Since 2016, there have been at least eleven trials in which the defendants litigated mergers involving unilateral divestitures or other types of commitments (“Commitments”) by the parties. Of those, the government lost seven cases, accepted a settlement in one, and won three. These recent cases have significantly advanced the law. We therefore thought this would be a good time to provide an update to our 2016 article, revisit the basic legal framework, and provide updated guidance for practitioners.

One lesson from recent cases is that litigated Commitments are not properly viewed as “remedies.” Assuming the defendants are bound to particular Commitments—such as when they have contracted to divest assets—the Commitments are simply facts of the post-merger world. Thus, a court should consider those facts when deciding whether a merger is likely to substantially lessen competition compared to the but-for world without the merger. And, in fact, courts are considering the effects of Commitments rather than assessing the impacts of mergers without them.

The enforcement agencies have repeatedly tried to persuade courts to take a different approach. The agencies have argued that Commitments should be treated in ways that would ignore real-world evidence and make it easier for the government to prevail at trial. For example, the agencies have argued that Commitments should be disregarded completely, that Commitments must preserve exactly the level of competition that exists before the merger, and that Commitments should be considered only in a separate remedy stage of the case. None of these arguments has succeeded.

The recent horizontal merger guidelines do not acknowledge this. Instead, ignoring every court decision that has addressed how unilateral Commitments by merging parties should be analyzed, the new guidelines simply say in passing that Commitments will be considered under the “applicable law regarding remedies.” This is unfortunate because Commitments are an increasingly common feature of U.S. merger litigation, especially under the current administration’s no-settlement policy that has caused more merger litigation involving unilateral Commitments.

Our prior article described this type of litigation as “litigating the fix” but we think a more appropriate phrase to describe this category of cases is “litigating the facts.” That more aptly describes what happens in these cases and how the courts have consistently analyzed these issues.

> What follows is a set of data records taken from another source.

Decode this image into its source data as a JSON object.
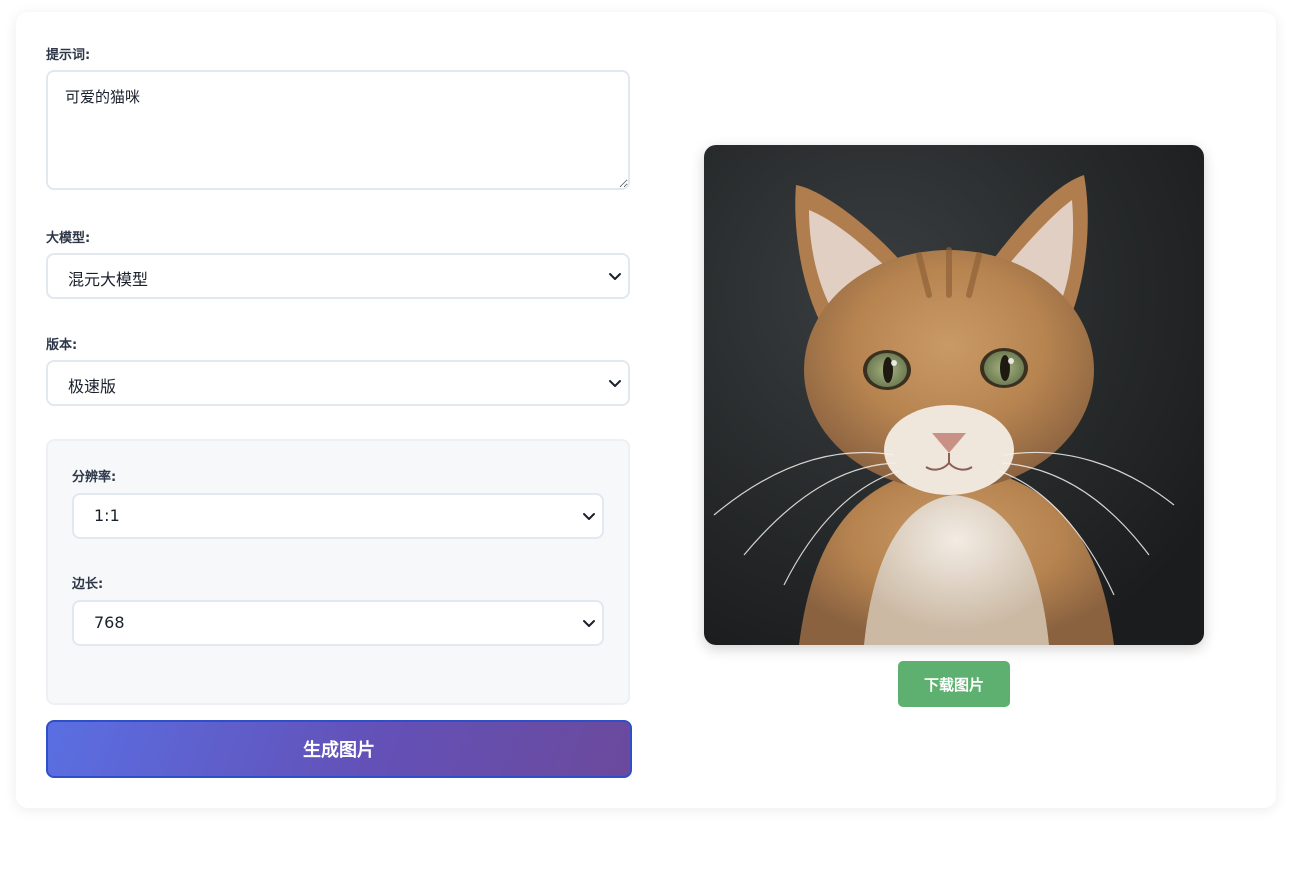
{
  "prompt": {
    "label": "提示词:",
    "value": "可爱的猫咪"
  },
  "model": {
    "label": "大模型:",
    "selected": "混元大模型"
  },
  "version": {
    "label": "版本:",
    "selected": "极速版"
  },
  "advanced": {
    "resolution": {
      "label": "分辨率:",
      "selected": "1:1"
    },
    "side_length": {
      "label": "边长:",
      "selected": "768"
    }
  },
  "generate_button": {
    "label": "生成图片"
  },
  "download_button": {
    "label": "下载图片"
  },
  "image": {
    "subject": "cat-photo"
  },
  "colors": {
    "accent_gradient_start": "#5a6fe2",
    "accent_gradient_end": "#6b4a9c",
    "download": "#5db06f"
  }
}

The Legal Framework for Litigating the Facts

Courts considering merger challenges typically use a burden-shifting framework like the one set out in the D.C. Circuit’s seminal decision in Baker Hughes. There, a panel that included two future Supreme Court Justices articulated a three-step process for analyzing merger challenges: First, the plaintiff must establish a prima facie case that the challenged transaction violates the antitrust laws. Second, the defendants may rebut the prima facie case by putting forward evidence that the plaintiff’s case does not accurately reflect post-merger market conditions. Third, if the defendants successfully rebut the prima facie case, the evidentiary burden shifts back to the plaintiff and merges with the ultimate burden of persuasion to demonstrate that the merger is likely to substantially lessen competition.

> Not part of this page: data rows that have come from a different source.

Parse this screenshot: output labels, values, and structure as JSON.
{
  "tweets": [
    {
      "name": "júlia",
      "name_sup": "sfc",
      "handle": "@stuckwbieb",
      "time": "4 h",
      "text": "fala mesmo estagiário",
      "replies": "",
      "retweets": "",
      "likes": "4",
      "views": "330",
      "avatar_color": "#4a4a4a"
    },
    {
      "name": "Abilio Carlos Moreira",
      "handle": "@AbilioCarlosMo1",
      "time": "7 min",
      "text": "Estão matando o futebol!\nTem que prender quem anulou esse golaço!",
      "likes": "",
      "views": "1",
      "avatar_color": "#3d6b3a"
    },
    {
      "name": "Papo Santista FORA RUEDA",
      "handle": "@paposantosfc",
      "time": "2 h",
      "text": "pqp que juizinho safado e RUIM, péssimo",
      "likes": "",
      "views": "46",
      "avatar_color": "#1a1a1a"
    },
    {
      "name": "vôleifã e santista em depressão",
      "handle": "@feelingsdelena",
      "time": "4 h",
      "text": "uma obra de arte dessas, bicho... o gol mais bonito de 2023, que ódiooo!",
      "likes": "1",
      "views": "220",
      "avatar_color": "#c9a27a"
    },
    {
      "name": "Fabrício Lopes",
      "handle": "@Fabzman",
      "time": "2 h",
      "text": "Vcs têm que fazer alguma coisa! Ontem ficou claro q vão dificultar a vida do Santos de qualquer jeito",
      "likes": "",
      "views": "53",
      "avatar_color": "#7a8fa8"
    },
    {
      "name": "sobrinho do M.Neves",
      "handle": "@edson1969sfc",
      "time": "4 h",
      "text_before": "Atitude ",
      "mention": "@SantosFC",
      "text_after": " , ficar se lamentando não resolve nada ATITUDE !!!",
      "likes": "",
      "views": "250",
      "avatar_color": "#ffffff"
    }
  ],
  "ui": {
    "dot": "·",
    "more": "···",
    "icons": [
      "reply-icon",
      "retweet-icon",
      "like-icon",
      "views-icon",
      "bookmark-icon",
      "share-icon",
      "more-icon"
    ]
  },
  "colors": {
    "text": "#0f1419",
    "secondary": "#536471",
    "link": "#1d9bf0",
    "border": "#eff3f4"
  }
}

Courts evaluating merger challenges under this framework are generally willing to consider Commitments made by the parties either before or during the litigation. In practice, however, the sooner a Commitment is made, the more likely it is that a court will place weight on it. For example, twenty years ago in FTC v. Libbey, the defendants amended their merger agreement after the lawsuit was filed to exclude one of the target’s businesses from the acquisition. The FTC argued that this amendment was a “sham,” but the court rejected that argument and took the revision into account. In contrast, in the FTC’s 2013 challenge to Ardagh’s acquisition of a competing glass manufacturing division of Saint-Gobain, the parties waited until after discovery closed to propose a divestiture and, even then, many aspects of the divestiture remained unclear. The court in that case declined to consider the divestiture. In recent cases, merging parties have generally been sure to offer any Commitments earlier in the process, and typically included the timeframe for identifying a divestiture buyer or other Commitment in the pretrial order to ensure that the government can take appropriate pretrial discovery.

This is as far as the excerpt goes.